Jonah Goldberg is a Never Trumper and, as such, spends a great deal of his time scrutinizing the right, Trump supporters, Trump, and anything that will affirm his never Trumpism. So when he pens something positive about a Trump move, I take notice.
Of course in many cases, what Trump does is govern based on reality in a world, or a least a dying civilization, that has gotten used to calling it like it ain't. Let's face it, Obama was a bad president. He accomplished nothing except one legislation that was two hits and two misses at best. Mostly he governed according to the way he wanted things to be, rather than the way they were, letting Congress take the hard hits while relying on the press's willingness to entertain the charge of racism against anyone who questioned the president or his policies.
It was like the Clinton years, but worse, because you didn't have the injection of race into every conversion and debate for eight years under Clinton. Also, because many of the faux realities clung to by the Left were showing themselves to be glaringly flawed, the drive to cover reality in lies and falsehoods became more flagrant. And the more flagrant it became, the more used to seeing reality as unreality we got.

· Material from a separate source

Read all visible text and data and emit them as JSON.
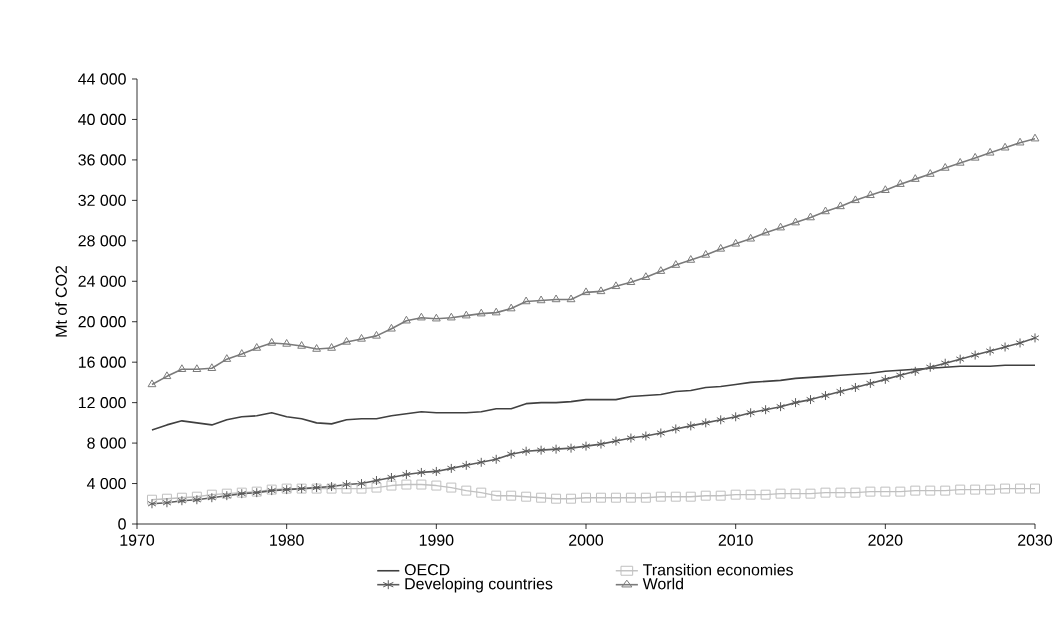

So when Trump made a symbolic statement that said squares are, in fact, square, and did was was true and legislated on the reality of the situation in the Middle East (what peace process?), the world went bat nuts. Trump dared to say the emperor is naked, and it's time we buy him some clothes.

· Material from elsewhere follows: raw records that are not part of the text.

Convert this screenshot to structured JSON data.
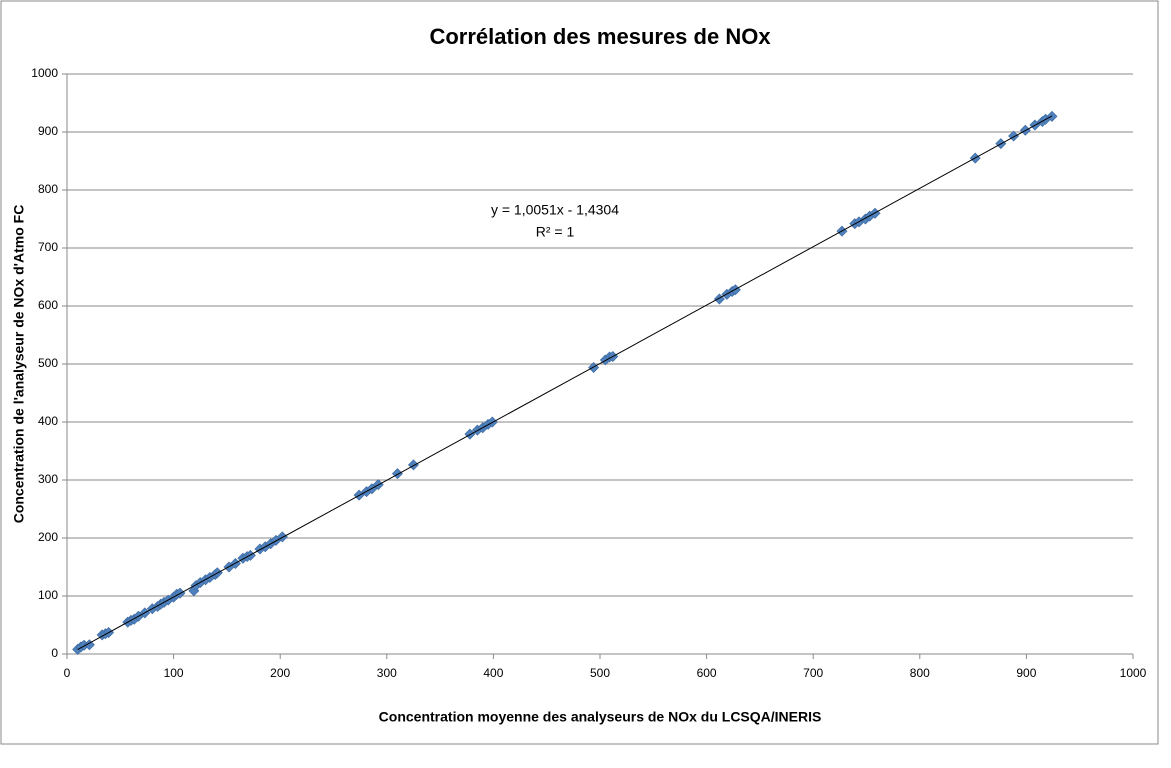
{
  "chart_data": {
    "type": "scatter",
    "title": "Corrélation des mesures de NOx",
    "x_label": "Concentration moyenne des analyseurs de NOx du LCSQA/INERIS",
    "y_label": "Concentration de l'analyseur de NOx d'Atmo FC",
    "annotations": [
      "y = 1,0051x - 1,4304",
      "R² = 1"
    ],
    "color": "#4f81bd",
    "grid": true,
    "trendline": true,
    "xlim": [
      0,
      1000
    ],
    "xticks": [
      0,
      100,
      200,
      300,
      400,
      500,
      600,
      700,
      800,
      900,
      1000
    ],
    "ylim": [
      0,
      1000
    ],
    "yticks": [
      0,
      100,
      200,
      300,
      400,
      500,
      600,
      700,
      800,
      900,
      1000
    ],
    "x": [
      10,
      13,
      16,
      21,
      33,
      36,
      39,
      57,
      60,
      63,
      67,
      73,
      80,
      85,
      88,
      91,
      95,
      100,
      103,
      106,
      119,
      121,
      125,
      130,
      134,
      139,
      141,
      152,
      158,
      165,
      169,
      172,
      181,
      186,
      191,
      196,
      202,
      274,
      281,
      286,
      292,
      310,
      325,
      378,
      385,
      390,
      395,
      399,
      494,
      505,
      509,
      512,
      612,
      619,
      624,
      627,
      727,
      739,
      743,
      749,
      753,
      758,
      852,
      876,
      888,
      899,
      908,
      915,
      918,
      924
    ],
    "y": [
      8,
      12,
      15,
      16,
      33,
      35,
      37,
      55,
      58,
      60,
      65,
      71,
      78,
      82,
      86,
      89,
      93,
      98,
      103,
      105,
      109,
      118,
      123,
      128,
      132,
      137,
      140,
      150,
      156,
      165,
      168,
      170,
      181,
      185,
      190,
      196,
      202,
      274,
      280,
      285,
      292,
      311,
      326,
      379,
      386,
      390,
      396,
      400,
      494,
      507,
      512,
      513,
      612,
      620,
      625,
      628,
      729,
      742,
      745,
      750,
      755,
      760,
      855,
      880,
      893,
      903,
      912,
      918,
      922,
      927
    ]
  }
}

Unfortunately, much of the Western world has become content declaring the naked emperor's clothes to be the latest fashion. This has been helped by other countries, non-Western countries, that might actually have ulterior motives that encourages them to support a false reality based on lies and fantasy. How doggedly the dying West clings to old lies remains to be seen. So many progressive ideals have failed so miserably when put into practice, lies (and accusations) are about all the Left has with which to defend itself. We'll see.